ドリブルをしながらゴールへと向かうあたしの行く手を、大館さんが塞いだ。それを上手いことターンでかわしてやろうとした瞬間だった。

「――っ!」

大館さんの足があたしの足を引っ掛けてきた。そのために盛大に転んでしまって、あたしは痛みに呻いた。審判が慌ててホイッスルを鳴らし、あたしのもとに駆けてきた。そして自力で立ち上がれないあたしを見て、引っ掛けられた右足を診た。

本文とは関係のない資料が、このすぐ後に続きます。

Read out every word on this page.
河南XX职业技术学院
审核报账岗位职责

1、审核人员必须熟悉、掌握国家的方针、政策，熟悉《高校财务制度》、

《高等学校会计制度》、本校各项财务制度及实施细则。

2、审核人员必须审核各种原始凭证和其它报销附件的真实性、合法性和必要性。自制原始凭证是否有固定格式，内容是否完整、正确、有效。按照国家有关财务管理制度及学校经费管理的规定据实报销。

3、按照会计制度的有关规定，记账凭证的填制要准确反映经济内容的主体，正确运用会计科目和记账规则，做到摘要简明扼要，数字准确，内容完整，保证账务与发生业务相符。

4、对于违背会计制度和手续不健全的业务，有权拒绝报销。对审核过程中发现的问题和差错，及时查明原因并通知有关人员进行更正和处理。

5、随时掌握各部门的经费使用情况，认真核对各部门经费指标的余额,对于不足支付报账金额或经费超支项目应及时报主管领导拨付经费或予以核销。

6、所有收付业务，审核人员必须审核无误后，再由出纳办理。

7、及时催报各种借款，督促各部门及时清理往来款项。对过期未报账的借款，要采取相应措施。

「……強く捻ったのかもしれない。保健室に行って処置してもらってきてください」

下された判断に、あたしは素直に頷いた。

ひどく痛い。このまま試合なんて続けられなかった。

「だ、大丈夫?」

立ち上がることが難しいあたしに、一紗が躊躇しながらも手を貸してくれた。あたしは痛みで何も言葉を返せず、そのまま体育館の入り口まで肩を借りていた。

「……ここまででいいから」
「え? でも、大丈夫――」
「いいから! さっさと試合に戻りなって」

あたしの心配をしてくれる一紗を、乱暴に振り払った。まったく歩けないほど痛めた感じじゃない。それに、壁を伝えばある程度楽に移動できる。一紗の手助けがなくても平気なことは本当だ。

でも、それ以上に、関わってほしくないという気持ちが強かった。戸惑う一紗をその場に残し、あたしはのろのろと保健室まで歩いて行った。